When you set up consistent processes for holding your team accountable, you build trust because you have created a predictable culture that helps team members know how to succeed. Accountability is fostered through having clear goals for each team member, having dashboards that show progress on those goals that are reviewed regularly, and having 1:1 meetings weekly where progress is discussed.
Leaders who create accountable environments build trust.
Are you equipping your team members with the right information at the right time? Leaders often suffer from what one leader described as “in the know amnesia.” When you are in a senior leadership seat, you are privy to information and assume others are in the know as well. Being intentional and thoughtful to adequately inform your team is a critical trust-builder in organizational life.

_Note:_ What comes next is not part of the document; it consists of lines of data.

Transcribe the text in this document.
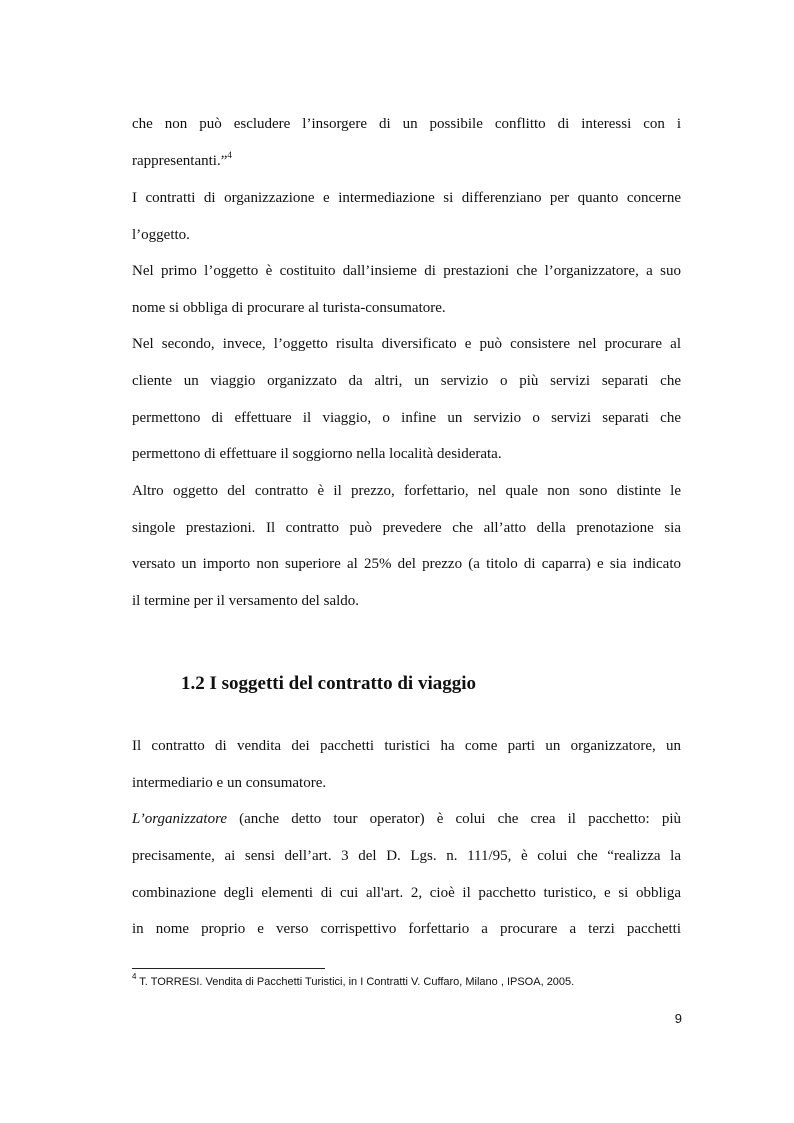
che non può escludere l’insorgere di un possibile conflitto di interessi con i

rappresentanti.”$^4$

I contratti di organizzazione e intermediazione si differenziano per quanto concerne

l’oggetto.

Nel primo l’oggetto è costituito dall’insieme di prestazioni che l’organizzatore, a suo

nome si obbliga di procurare al turista-consumatore.

Nel secondo, invece, l’oggetto risulta diversificato e può consistere nel procurare al

cliente un viaggio organizzato da altri, un servizio o più servizi separati che

permettono di effettuare il viaggio, o infine un servizio o servizi separati che

permettono di effettuare il soggiorno nella località desiderata.

Altro oggetto del contratto è il prezzo, forfettario, nel quale non sono distinte le

singole prestazioni. Il contratto può prevedere che all’atto della prenotazione sia

versato un importo non superiore al 25% del prezzo (a titolo di caparra) e sia indicato

il termine per il versamento del saldo.

1.2 I soggetti del contratto di viaggio

Il contratto di vendita dei pacchetti turistici ha come parti un organizzatore, un

intermediario e un consumatore.

L’organizzatore (anche detto tour operator) è colui che crea il pacchetto: più

precisamente, ai sensi dell’art. 3 del D. Lgs. n. 111/95, è colui che “realizza la

combinazione degli elementi di cui all'art. 2, cioè il pacchetto turistico, e si obbliga

in nome proprio e verso corrispettivo forfettario a procurare a terzi pacchetti

$^4$ T. TORRESI. Vendita di Pacchetti Turistici, in I Contratti V. Cuffaro, Milano , IPSOA, 2005.
9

Good communication requires good systems. What do you need to communicate weekly in your all-staff meeting that is critical to every team member? What needs to be cascaded from your leadership team meetings, and do you have a process for clarifying who will communicate what and when? These simple practices of proactively thinking about what needs to be communicated to whom are essential for communication to flow well, and for team members to feel appropriately informed.
Leaders who communicate well build trust.
How do you make decisions, and does your team understand your process? When leaders are hasty, erratic, or indecisive in their decision-making it creates doubt, fear, and uncertainty, which erodes trust in a culture. The larger your team and the more complex your organization becomes, the more important it is that leaders don’t make “lone ranger” decisions.
When your team understands there is a process to how decisions are made in your organization, they can be much more confident in the quality of those decisions and more likely to trust those decisions.
Leaders who make consistent, thoughtful decisions build trust.
Do you know what it’s like to be on the other side of you? Leaders are often derailed by their lack of self-awareness. It’s human nature to extend grace to ourselves because we understand our intentions and expect others to as well. That perspective is unfair and irresponsible. As the leader you need to have the self-awareness to understand how you are perceived by your team. What habits drive your team crazy? What behaviors do you default to under pressure?
If you lack self-awareness your team will struggle to trust your judgment. They don’t need you to be perfect, but they need to see you humbly seek feedback and acknowledge the areas where you struggle.
Leaders who are honest about their shortcomings and demonstrate self-awareness, build trust.
Which of these five behaviors is the greatest struggle for you? I encourage you to pick one to focus on first. Seek out a few team members for feedback on how you could improve in this area and begin to give it conscious focus.
Trust is built by consistent behavior over time. Good organizational behavior is an extraordinary trust builder that requires patient and persistent commitment. Healthy organizational behavior fosters trust and builds great teams.